Private Equity Ownership – the Common Denominator for Retailer CVAs / Administrations
Private Equity = Retailer Peril
4 minutes to read
The relationship between private equity and retailer distress, the collapse of East, trading updates from H&M, ScS and Joules.
- H&M announced a 32% drop in net profit for its global operations in its fourth quarter. Sales in Q4 also declined by 4% to SEK 108.1 billion, although for the year as a whole group turnover grew by 4% to SEK 232 billion. The business admitted it had not done enough to develop its multi-channel proposition. Globally, the company plans to close 170 underperforming stores, but will open around 390 new ones - around a quarter of which will be H&M’s other brands, such as COS, Monki and Afound.
- Much better figures from Joules. The lifestyle retailer reported group revenue of £96.2 million (+18.2%) for the 26 weeks ended 26 Nov 2017. Retail revenue increased by 16.2%, with online sales up 19.7% and store sales up 14.2%. Joules’ statutory profit before tax rose by 22.8% to £8.3 million and the business also upgraded its full year profit expectations.
- Some comfort at the big-ticket end of the market after Carpetright’s post Xmas profit warning. Upholstery and carpet retailer ScS reported a 2.2% increase in like-for-like orders for the 26 weeks ended 27 Jan. On a two-year basis, like-for-likes grew by 5.3%. But the company’s House of Fraser concessions, which represent 7.4% of group order intake, saw like-for-like orders decline by 0.4%.
Stephen Springham, Head of Retail Research:
“Private equity has no place in retail. Discuss”. My favourite, if slightly loaded, exam question…
A couple of wobbles over Christmas has sparked the inevitable, but frankly depressing, panic over which retailers are about to go bust. As the property industry nervously draws up its ‘watch list’, we have already had our first high street casualty of the year in the shape of fashion retailer East, which has slipped into administration for the second time since 2015. The fate of its 34 stores,15 concessions and 314 workforce are now in the hands of administrator FRP Advisory.
When a retail business fails, more naïve retail commentators than myself always say (with retrospective wisdom) what a bad business it was and how its demise was inevitable. Others may fall back on lazy generic chestnuts such as weak consumer demand and the rise of online. There also seems to be a curious perception that a retailer can have one bad Christmas and then go bust. The issue runs far deeper than any of these, but invariably circles back to two inter-related fundamentals – debt and ownership (current or past).
East perfectly encapsulates this. The business blamed its collapse on the fact that shoppers were ‘reining in spending’ and that ‘high street footfall had plummeted’. But according to the ONS, retail spend in specialist fashion stores grew by a very healthy 4.4% in Q4 – in fact, East itself posted a 6.5% uplift in like-for-like sales over Christmas. Clearly, the trading story is not the full story.

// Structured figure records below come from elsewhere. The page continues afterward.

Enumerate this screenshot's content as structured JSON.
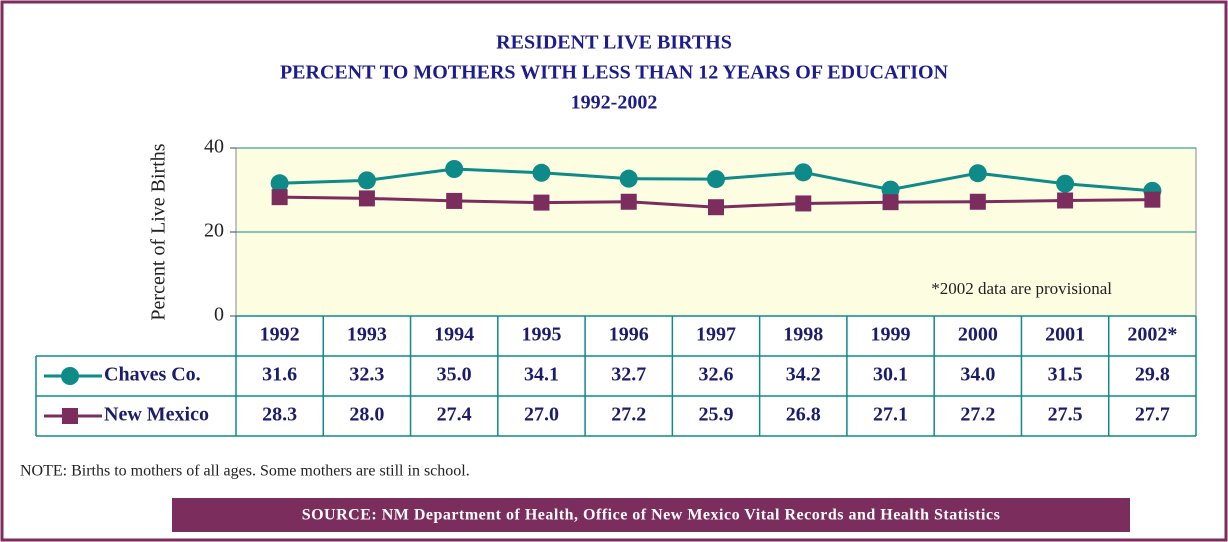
{
  "chart_data": {
    "type": "line",
    "title": [
      "RESIDENT LIVE BIRTHS",
      "PERCENT TO MOTHERS WITH LESS THAN 12 YEARS OF EDUCATION",
      "1992-2002"
    ],
    "y_label": "Percent of Live Births",
    "categories": [
      "1992",
      "1993",
      "1994",
      "1995",
      "1996",
      "1997",
      "1998",
      "1999",
      "2000",
      "2001",
      "2002*"
    ],
    "series": [
      {
        "name": "Chaves Co.",
        "color": "#0e8a88",
        "marker": "circle",
        "values": [
          31.6,
          32.3,
          35,
          34.1,
          32.7,
          32.6,
          34.2,
          30.1,
          34,
          31.5,
          29.8
        ],
        "value_labels": [
          "31.6",
          "32.3",
          "35.0",
          "34.1",
          "32.7",
          "32.6",
          "34.2",
          "30.1",
          "34.0",
          "31.5",
          "29.8"
        ]
      },
      {
        "name": "New Mexico",
        "color": "#7b2d5e",
        "marker": "square",
        "values": [
          28.3,
          28,
          27.4,
          27,
          27.2,
          25.9,
          26.8,
          27.1,
          27.2,
          27.5,
          27.7
        ],
        "value_labels": [
          "28.3",
          "28.0",
          "27.4",
          "27.0",
          "27.2",
          "25.9",
          "26.8",
          "27.1",
          "27.2",
          "27.5",
          "27.7"
        ]
      }
    ],
    "ylim": [
      0,
      40
    ],
    "yticks": [
      0,
      20,
      40
    ],
    "grid": true,
    "annotation": "*2002 data are provisional",
    "note": "NOTE:  Births to mothers of all ages.  Some mothers are still in school.",
    "source": "SOURCE: NM Department of Health, Office of New Mexico Vital Records and Health Statistics"
  }
}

East is private equity owned. As were the majority of retailers that went into administration or bust over the last decade, from BHS to Comet to MFI. And as are most of the other retailers (and F&B operators) currently on the ‘watch list’. New Look, House of Fraser, Maplin, Byron Burgers and Jamie’s Italian have a very telling common denominator of private equity ownership. Debenhams (which I believe has no place on the ‘watch list’, but seems to be there anyway) apparently bucks this trend as it is publicly listed. However, many forget that the liabilities that currently weigh heavily on its balance sheet were the result of private equity ownership between 2003 and 2006 and a debt-backed period of aggressive store expansion.
Of course, it would be wrong to tar all private equity with the same brush – some private equity owners are clearly more forward-looking and visionary than others. But in my opinion, the ‘traditional’ private equity model has no place in retail. Retailers may seem attractive to investors in that they are cash-generative, but they also are capital intensive (or rather, they should be if they are run properly). The notions of hefty financial leveraging, extracting cash, asset stripping and flipping may have worked (or seemed to have worked) in the so-called ‘good times’, but have no place now and are increasingly coming home to roost.
As I’ve said before. Retailers need to be run as retailers, by retailers, not as cash cows by financiers.